Мистер Моллой, которому было пока далеко до обычной благостности, все же немного приосанился. На опушке его сознания вспыхнули проблески надежды, как будто в конце прохода чиркнула спичка.
— Я бы попробовал, — согласился он.
— Вот и пробуй. Ничего еще не накрылось. И помни, эта тетя пишет книжки. Не было на свете писателя, которому хватило ума по-человечески перейти улицу. Все они на одно ухо обутые.
Мистер Моллой кивнул в ответ. Он знал, что в этих словах есть зерно истины.

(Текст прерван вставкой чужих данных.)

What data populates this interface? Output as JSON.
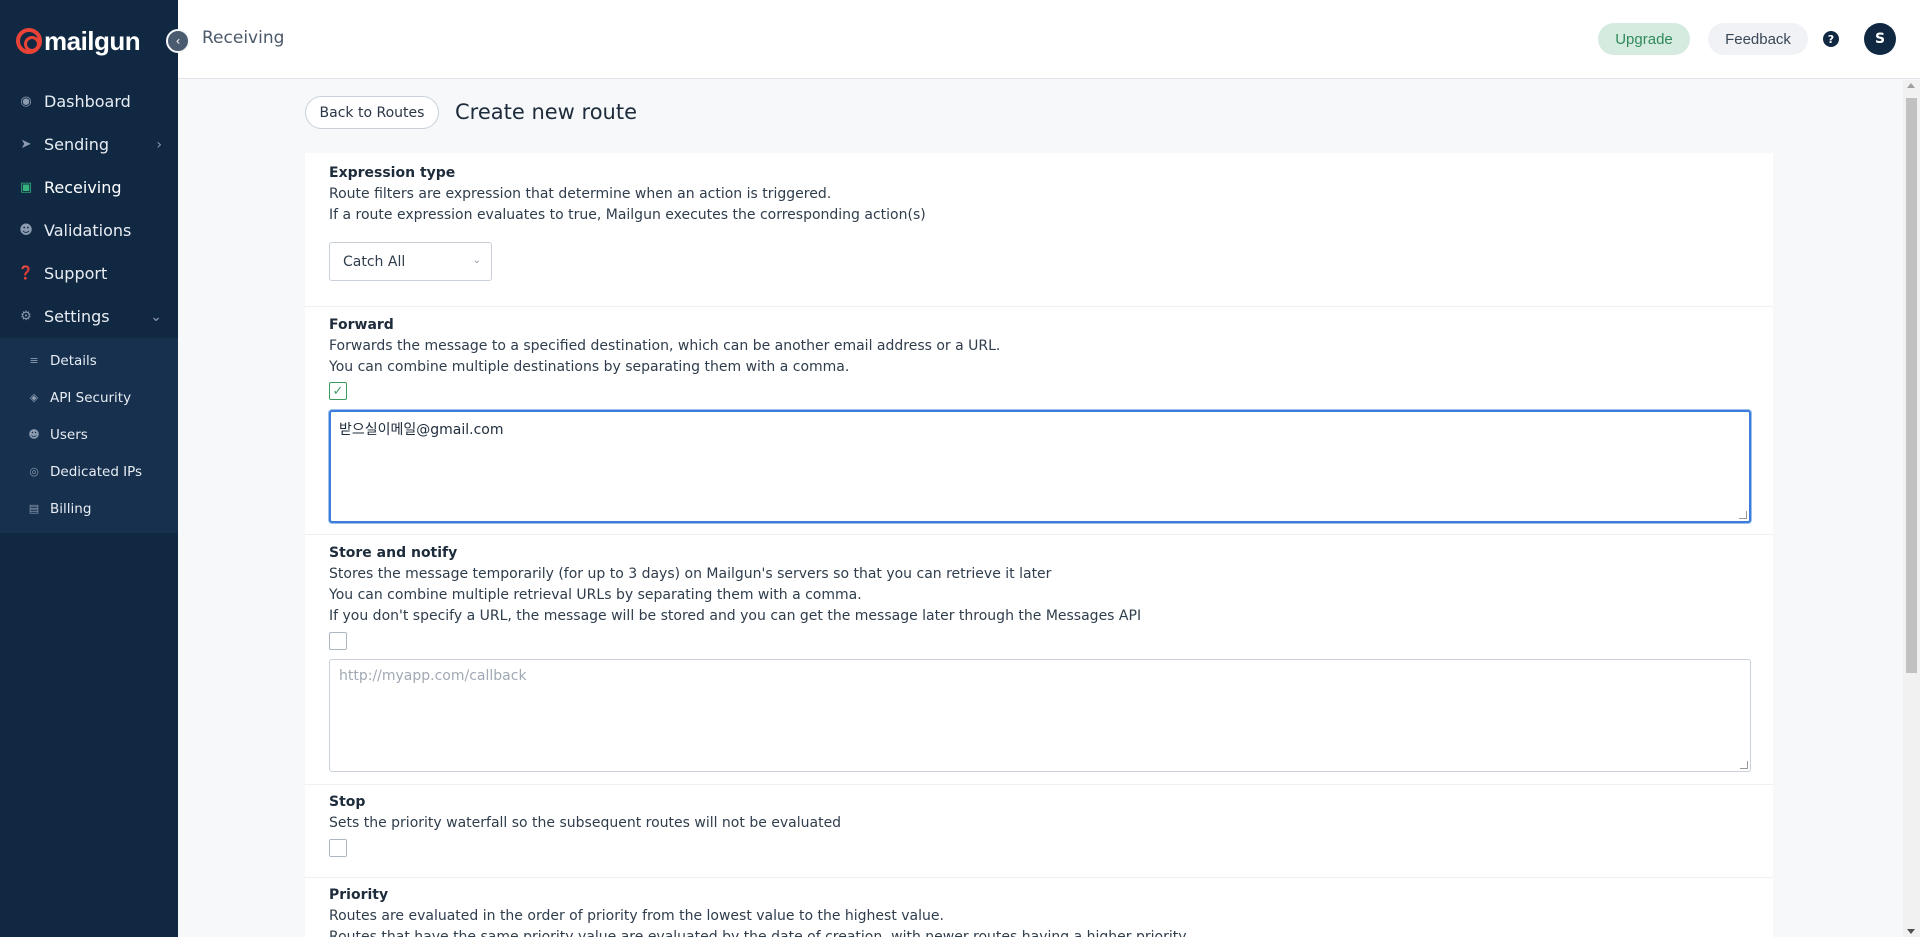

Лейла Йорк завтракала в постели. Салли сварила ей яйца и поджарила булочки, все еще дивясь про себя той скорости, с которой ее подняли с насиженного места и переправили в незнакомую обстановку. В пятницу хозяйка велела ей собирать вещи, в субботу они выехали на машине из Клэйнз Холл, сопровождаемые очень долгим взглядом дворецкого, каким всегда смотрит дворецкий, если отказывается вас понимать, и вот наступило воскресное утро, а они уже провели в «Приусадебном мирке» почти двадцать четыре часа. Лейла Йорк ничего не любила откладывать на завтра, и хотя Салли была от нее без ума, в глубине души ей уже не раз приходилось сетовать на то, что та чересчур часто моделирует свое поведение по образцам тех американских ураганов, которые, стоит им появиться у мыса Гаттерас,[14] становятся совершенно неуправляемыми.

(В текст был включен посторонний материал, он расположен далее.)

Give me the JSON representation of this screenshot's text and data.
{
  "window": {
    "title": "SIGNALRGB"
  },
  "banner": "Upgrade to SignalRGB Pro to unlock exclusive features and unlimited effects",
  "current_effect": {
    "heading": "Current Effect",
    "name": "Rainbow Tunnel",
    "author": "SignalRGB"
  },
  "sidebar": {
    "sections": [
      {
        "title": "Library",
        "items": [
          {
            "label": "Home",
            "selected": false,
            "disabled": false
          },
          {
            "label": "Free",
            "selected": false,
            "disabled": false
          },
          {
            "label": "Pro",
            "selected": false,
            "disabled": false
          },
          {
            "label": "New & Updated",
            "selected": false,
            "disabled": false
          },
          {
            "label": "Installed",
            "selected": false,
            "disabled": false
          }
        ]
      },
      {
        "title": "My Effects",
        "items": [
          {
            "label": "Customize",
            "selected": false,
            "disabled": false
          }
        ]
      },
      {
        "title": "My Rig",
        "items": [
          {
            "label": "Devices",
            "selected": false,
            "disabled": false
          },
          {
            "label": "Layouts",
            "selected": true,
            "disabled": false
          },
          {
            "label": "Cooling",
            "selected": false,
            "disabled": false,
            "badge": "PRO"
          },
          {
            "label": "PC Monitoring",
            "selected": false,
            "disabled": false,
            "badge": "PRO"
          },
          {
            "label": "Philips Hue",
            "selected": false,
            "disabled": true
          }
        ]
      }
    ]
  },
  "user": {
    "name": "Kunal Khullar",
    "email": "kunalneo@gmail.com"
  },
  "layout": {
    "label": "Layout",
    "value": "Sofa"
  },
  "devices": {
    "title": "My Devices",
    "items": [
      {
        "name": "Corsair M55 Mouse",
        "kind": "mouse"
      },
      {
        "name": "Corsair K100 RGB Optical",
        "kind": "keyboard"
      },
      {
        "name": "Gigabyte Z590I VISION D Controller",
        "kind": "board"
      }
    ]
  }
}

Она села немного передохнуть, но в этот момент с крыльца позвонили. Открыв дверь, она обнаружила перед собой почтенного посетителя, большая часть которого растворилась в длинной седой бороде. В руке он держал пухлый чемоданище и пачку газет. Она даже спросила себя, не собирается ли он здесь остаться.
— Доброе утро, — промолвил бородатый контур.
— Доброе утро, — ответила Салли.
— Моя фамилия — Корнелиус. Могу ли я видеть мисс Йорк?
— Она лежит в постели.
— Уж не больна ли? — спросил мистер Корнелиус, отступая на шаг.
— О нет, она просто завтракает.
— И чудесные образы один за другим навещают ее, — сказал, придя в себя, мистер Корнелиус— Кладет ли она рядом с подушкой блокнот и карандаш?
— Мне не приходилось этого видеть.
— А это очень важно. Следует сберегать даже крупицы ее вдохновения. Здесь тридцать две книги, — объяснил мистер Корнелиус, показывая на чемодан. — Я надеялся, что она сможет начертать на них свои автографы.
— Она обязательно это сделает. Если вы их оставите…
— Благодарю вас, мисс…
— Фостер. Я — секретарша мисс Йорк.
— Прекрасный жребий!
— О, да.
— Она, должно быть, восхитительная женщина.
— Конечно…
— В ее книгах, как в источнике, я всегда черпал жизненные силы, и не только я сам, но и небольшой литературный кружок, который проводит заседания каждый второй четверг. Как вы полагаете, удалось бы нам убедить мисс Йорк прийти и выступить на этой неделе?
— Простите, пожалуйста, но боюсь, она не сможет. Она обдумывает план нового романа, и, разумеется, отдает этому всю себя без остатка.
— Понимаю, понимаю. В таком случае я оставлю для нее воскресные газеты. Возможно, ей захочется полистать их.